Data Sources: Databases searched included both international electronic databases (MEDLINE® via PubMed, Cochrane Library CENTRAL, EMBASE, and CINAHL®) as well as Korean electronic databases (KMBASE, KOREAMED, RISS, KISS, and NANET) through December 2013.
Data Synthesis: A meta-analysis was conducted of 15 studies involving 14 controlled trials (7 randomized and 7 nonrandomized) with 889 patients with cancer. Spiritual interventions were compared with a usual care control group or other psychosocial interventions. The weighted average effect size across studies was -0.48 (p = 0.006, I2 = 65%) for spiritual well-being, -0.58 (p = 0.02, I2 = 70%) for meaning of life, -0.87 (p = 0.02, I2 = 87%) for anxiety, and -0.62 (p = 0.001, I2 = 73%) for depression.

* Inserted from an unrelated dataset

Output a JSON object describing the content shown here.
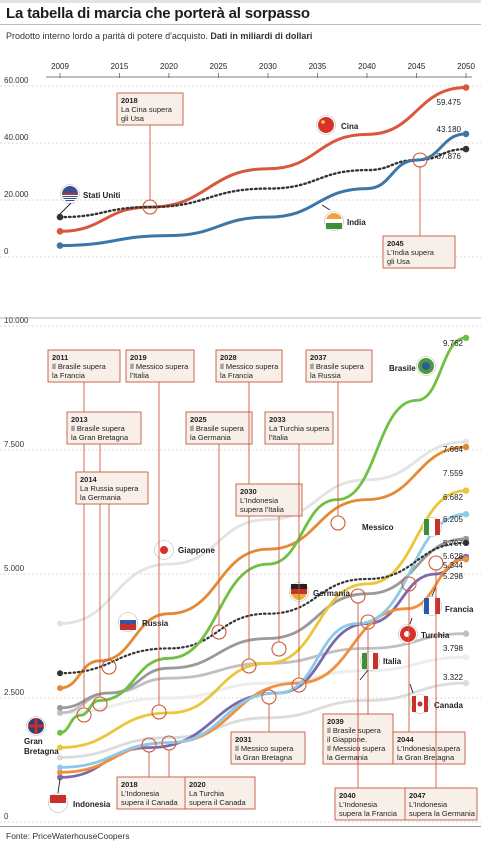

Conclusions: The findings showed that spiritual interventions had significant but moderate effects on spiritual well-being, meaning of life, and depression. However, the evidence remains weak because of the mixed study design and substantial heterogeneity.
Implications for Nursing: Oncology nurses increasingly recognize the significance of the spiritual domain of care. The current study indicates that facilitating spiritual awareness and needs may be a worthwhile nursing intervention for patients with cancer.